If you chose to use the Git submodules approach you need to provide the agent with access to the submodules. Here follows scripts to include as tasks in the build plan for copying an SSH private key to the Agent server. The Atlassian documentation provides details on how to provide credentials for submodule access via HTTPS


mkdir -p ~/.ssh
chmod 0700 ~/.ssh
rm -f ~/.ssh/id_rsa
cat <<EOT >~/.ssh/id_rsa
chmod 0600 ~/.ssh/id_rsa



@echo off

if exist "%USERPROFILE%" (
if not exist "%USERPROFILE%\.ssh" mkdir "%USERPROFILE%\.ssh"

call :data1 >"%USERPROFILE%\.ssh\id_rsa"

exit /b

echo -----BEGIN RSA PRIVATE KEY-----
echo ...
echo -----END RSA PRIVATE KEY-----

exit /b


Bonus: An alternativ approach

There is an alternative way to construct a project that requires code from multiple "sub" repositories, which involves copying all the code to a single repository.
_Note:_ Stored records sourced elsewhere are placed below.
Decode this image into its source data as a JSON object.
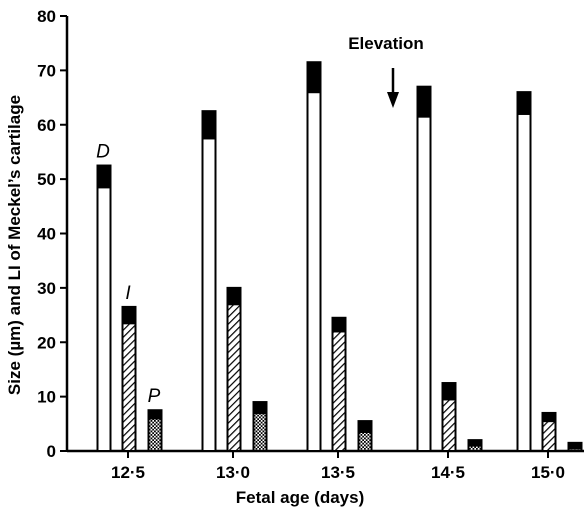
{
  "chart_data": {
    "type": "bar",
    "stacked": true,
    "title": "",
    "xlabel": "Fetal age (days)",
    "ylabel": "Size (µm) and LI of Meckel’s cartilage",
    "ylim": [
      0,
      80
    ],
    "yticks": [
      0,
      10,
      20,
      30,
      40,
      50,
      60,
      70,
      80
    ],
    "categories": [
      "12·5",
      "13·0",
      "13·5",
      "14·5",
      "15·0"
    ],
    "series": [
      {
        "name": "D",
        "fill": "white",
        "base": [
          48.5,
          57.5,
          66,
          61.5,
          62
        ],
        "total": [
          52.5,
          62.5,
          71.5,
          67,
          66
        ]
      },
      {
        "name": "I",
        "fill": "hatch",
        "base": [
          23.5,
          27,
          22,
          9.5,
          5.5
        ],
        "total": [
          26.5,
          30,
          24.5,
          12.5,
          7
        ]
      },
      {
        "name": "P",
        "fill": "dots",
        "base": [
          6,
          7,
          3.5,
          1,
          0.5
        ],
        "total": [
          7.5,
          9,
          5.5,
          2,
          1.5
        ]
      }
    ],
    "bar_letters": [
      "D",
      "I",
      "P"
    ],
    "annotation": {
      "text": "Elevation",
      "arrow": "down",
      "position": "between 13·5 and 14·5"
    },
    "grid": false,
    "legend": "none"
  }
}
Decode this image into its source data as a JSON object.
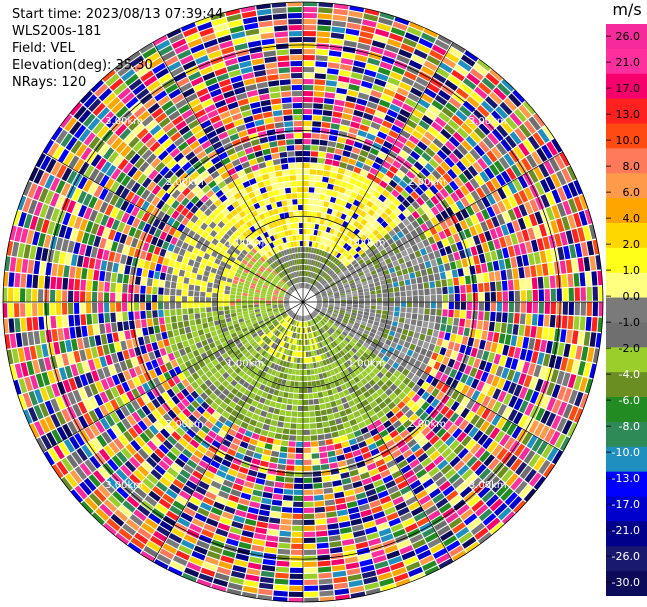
{
  "header": {
    "start_time": "Start time: 2023/08/13 07:39:44",
    "instrument": "WLS200s-181",
    "field": "Field: VEL",
    "elevation": "Elevation(deg): 35.30",
    "nrays": "NRays: 120"
  },
  "colorbar": {
    "unit": "m/s",
    "tick_labels": [
      "26.0",
      "21.0",
      "17.0",
      "13.0",
      "10.0",
      "8.0",
      "6.0",
      "4.0",
      "2.0",
      "1.0",
      "0.0",
      "-1.0",
      "-2.0",
      "-4.0",
      "-6.0",
      "-8.0",
      "-10.0",
      "-13.0",
      "-17.0",
      "-21.0",
      "-26.0",
      "-30.0"
    ],
    "colors": [
      "#f62a9b",
      "#ff2f9d",
      "#f6006e",
      "#ff2020",
      "#ff4a12",
      "#ff7a5a",
      "#ff9a4a",
      "#ffa500",
      "#ffd700",
      "#ffff1a",
      "#ffff80",
      "#7a7a7a",
      "#6f6f6f",
      "#9ace2a",
      "#6b8e23",
      "#228b22",
      "#2e8b57",
      "#1e8fbf",
      "#0000ff",
      "#0000cd",
      "#00008b",
      "#191970",
      "#0b0b5a"
    ]
  },
  "chart_data": {
    "type": "heatmap",
    "projection": "polar-ppi",
    "range_ring_labels": [
      "1.00km",
      "2.00km",
      "3.00km"
    ],
    "range_rings_km": [
      1,
      2,
      3
    ],
    "max_range_km": 3.5,
    "nrays": 120
  }
}
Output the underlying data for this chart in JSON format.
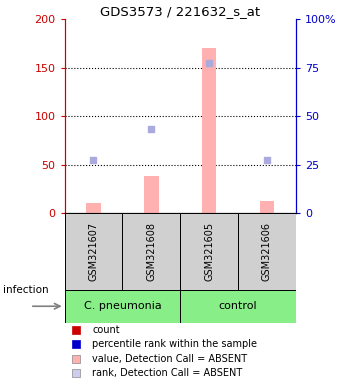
{
  "title": "GDS3573 / 221632_s_at",
  "samples": [
    "GSM321607",
    "GSM321608",
    "GSM321605",
    "GSM321606"
  ],
  "groups": [
    {
      "label": "C. pneumonia",
      "indices": [
        0,
        1
      ],
      "color": "#88EE88"
    },
    {
      "label": "control",
      "indices": [
        2,
        3
      ],
      "color": "#88EE88"
    }
  ],
  "pink_bar_values": [
    10,
    38,
    170,
    12
  ],
  "blue_dot_values": [
    55,
    87,
    155,
    55
  ],
  "left_ylim": [
    0,
    200
  ],
  "right_ylim": [
    0,
    100
  ],
  "left_yticks": [
    0,
    50,
    100,
    150,
    200
  ],
  "right_yticks": [
    0,
    25,
    50,
    75,
    100
  ],
  "left_color": "#cc0000",
  "right_color": "#0000cc",
  "pink_bar_color": "#ffb0b0",
  "blue_dot_color": "#aaaadd",
  "sample_box_color": "#d0d0d0",
  "infection_label": "infection",
  "legend_items": [
    {
      "label": "count",
      "color": "#cc0000"
    },
    {
      "label": "percentile rank within the sample",
      "color": "#0000cc"
    },
    {
      "label": "value, Detection Call = ABSENT",
      "color": "#ffb0b0"
    },
    {
      "label": "rank, Detection Call = ABSENT",
      "color": "#ccccee"
    }
  ],
  "dotted_lines": [
    50,
    100,
    150
  ],
  "bar_width": 0.25,
  "fig_width": 3.4,
  "fig_height": 3.84,
  "dpi": 100
}
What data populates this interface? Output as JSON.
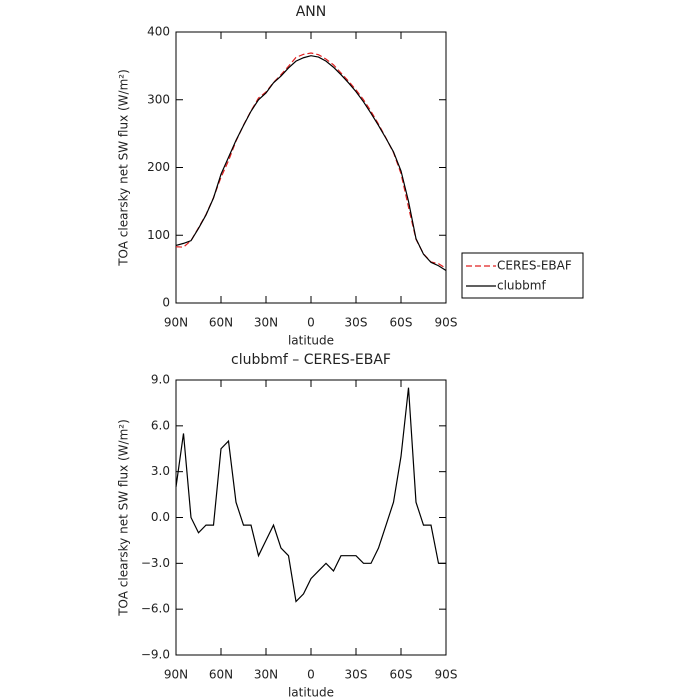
{
  "chart_data": [
    {
      "type": "line",
      "title": "ANN",
      "xlabel": "latitude",
      "ylabel": "TOA clearsky net SW flux (W/m²)",
      "x": [
        90,
        85,
        80,
        75,
        70,
        65,
        60,
        55,
        50,
        45,
        40,
        35,
        30,
        25,
        20,
        15,
        10,
        5,
        0,
        -5,
        -10,
        -15,
        -20,
        -25,
        -30,
        -35,
        -40,
        -45,
        -50,
        -55,
        -60,
        -65,
        -70,
        -75,
        -80,
        -85,
        -90
      ],
      "series": [
        {
          "name": "CERES-EBAF",
          "color": "#e02020",
          "dash": true,
          "values": [
            83,
            82.5,
            92,
            111,
            130.5,
            155.5,
            185.5,
            210,
            239,
            262.5,
            283.5,
            302.5,
            311.5,
            325.5,
            337,
            349.5,
            362.5,
            367,
            369,
            366.5,
            360,
            351.5,
            339.5,
            327.5,
            314.5,
            300,
            283,
            264,
            243.5,
            222,
            191,
            141.5,
            94,
            72.5,
            60.5,
            58,
            51
          ]
        },
        {
          "name": "clubbmf",
          "color": "#000000",
          "dash": false,
          "values": [
            85,
            88,
            92,
            110,
            130,
            155,
            190,
            215,
            240,
            262,
            283,
            300,
            310,
            325,
            335,
            347,
            357,
            362,
            365,
            363,
            357,
            348,
            337,
            325,
            312,
            297,
            280,
            262,
            243,
            223,
            195,
            150,
            95,
            72,
            60,
            55,
            48
          ]
        }
      ],
      "xlim": [
        90,
        -90
      ],
      "xticks": [
        {
          "value": 90,
          "label": "90N"
        },
        {
          "value": 60,
          "label": "60N"
        },
        {
          "value": 30,
          "label": "30N"
        },
        0,
        {
          "value": -30,
          "label": "30S"
        },
        {
          "value": -60,
          "label": "60S"
        },
        {
          "value": -90,
          "label": "90S"
        }
      ],
      "ylim": [
        0,
        400
      ],
      "yticks": [
        0,
        100,
        200,
        300,
        400
      ],
      "legend": "outside-right"
    },
    {
      "type": "line",
      "title": "clubbmf – CERES-EBAF",
      "xlabel": "latitude",
      "ylabel": "TOA clearsky net SW flux (W/m²)",
      "x": [
        90,
        85,
        80,
        75,
        70,
        65,
        60,
        55,
        50,
        45,
        40,
        35,
        30,
        25,
        20,
        15,
        10,
        5,
        0,
        -5,
        -10,
        -15,
        -20,
        -25,
        -30,
        -35,
        -40,
        -45,
        -50,
        -55,
        -60,
        -65,
        -70,
        -75,
        -80,
        -85,
        -90
      ],
      "values": [
        2,
        5.5,
        0,
        -1,
        -0.5,
        -0.5,
        4.5,
        5,
        1,
        -0.5,
        -0.5,
        -2.5,
        -1.5,
        -0.5,
        -2,
        -2.5,
        -5.5,
        -5,
        -4,
        -3.5,
        -3,
        -3.5,
        -2.5,
        -2.5,
        -2.5,
        -3,
        -3,
        -2,
        -0.5,
        1,
        4,
        8.5,
        1,
        -0.5,
        -0.5,
        -3,
        -3
      ],
      "color": "#000000",
      "xlim": [
        90,
        -90
      ],
      "xticks": [
        {
          "value": 90,
          "label": "90N"
        },
        {
          "value": 60,
          "label": "60N"
        },
        {
          "value": 30,
          "label": "30N"
        },
        0,
        {
          "value": -30,
          "label": "30S"
        },
        {
          "value": -60,
          "label": "60S"
        },
        {
          "value": -90,
          "label": "90S"
        }
      ],
      "ylim": [
        -9,
        9
      ],
      "yticks": [
        {
          "value": -9,
          "label": "−9.0"
        },
        {
          "value": -6,
          "label": "−6.0"
        },
        {
          "value": -3,
          "label": "−3.0"
        },
        {
          "value": 0,
          "label": "0.0"
        },
        {
          "value": 3,
          "label": "3.0"
        },
        {
          "value": 6,
          "label": "6.0"
        },
        {
          "value": 9,
          "label": "9.0"
        }
      ]
    }
  ]
}
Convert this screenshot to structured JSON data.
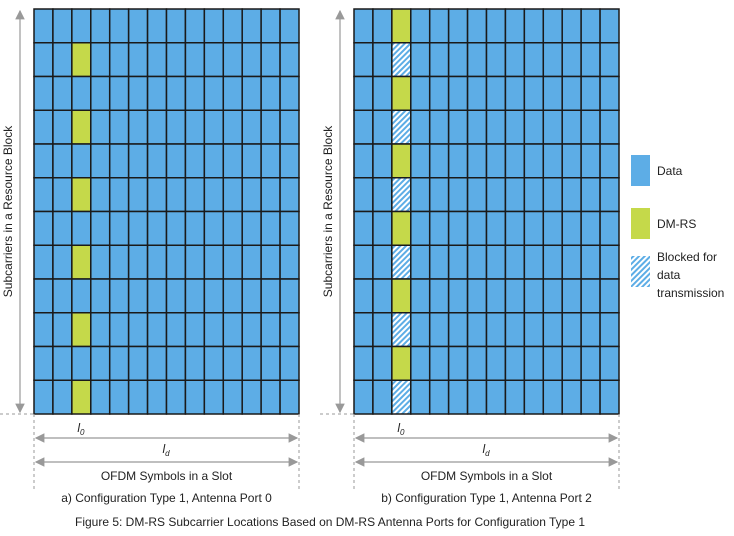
{
  "colors": {
    "data": "#5DADE6",
    "dmrs": "#C5D94A",
    "grid": "#1a1a1a",
    "arrow": "#999999"
  },
  "grid": {
    "rows": 12,
    "cols": 14
  },
  "panels": [
    {
      "id": "a",
      "y_axis_label": "Subcarriers in a Resource Block",
      "x_axis_label": "OFDM Symbols in a Slot",
      "l0_label": "l",
      "l0_sub": "0",
      "ld_label": "l",
      "ld_sub": "d",
      "caption": "a) Configuration Type 1, Antenna Port 0",
      "dmrs_col": 2,
      "dmrs_rows": [
        1,
        3,
        5,
        7,
        9,
        11
      ],
      "blocked_rows": []
    },
    {
      "id": "b",
      "y_axis_label": "Subcarriers in a Resource Block",
      "x_axis_label": "OFDM Symbols in a Slot",
      "l0_label": "l",
      "l0_sub": "0",
      "ld_label": "l",
      "ld_sub": "d",
      "caption": "b) Configuration Type 1, Antenna Port 2",
      "dmrs_col": 2,
      "dmrs_rows": [
        0,
        2,
        4,
        6,
        8,
        10
      ],
      "blocked_rows": [
        1,
        3,
        5,
        7,
        9,
        11
      ]
    }
  ],
  "legend": [
    {
      "type": "data",
      "label": [
        "Data"
      ]
    },
    {
      "type": "dmrs",
      "label": [
        "DM-RS"
      ]
    },
    {
      "type": "blocked",
      "label": [
        "Blocked for",
        "data",
        "transmission"
      ]
    }
  ],
  "figure_caption": "Figure 5: DM-RS Subcarrier Locations Based on DM-RS Antenna Ports for Configuration Type 1"
}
Hence, the main repository consolidates code from all the other repositories. So, instead of including repositories as Git submodule directories, you copy the code of each repository into subdirectories of the main repository. You have to repeat this process (manually or automatically) for each update (or major revision) of the "sub" repositories. This approach is somewhat equivalent to the submodule approach, but it bypasses some of the downsides of using Git submodules.

In the end, I found that the submodule approach works fine for me (when uploading credentials to the Agent server), but your mileage may vary.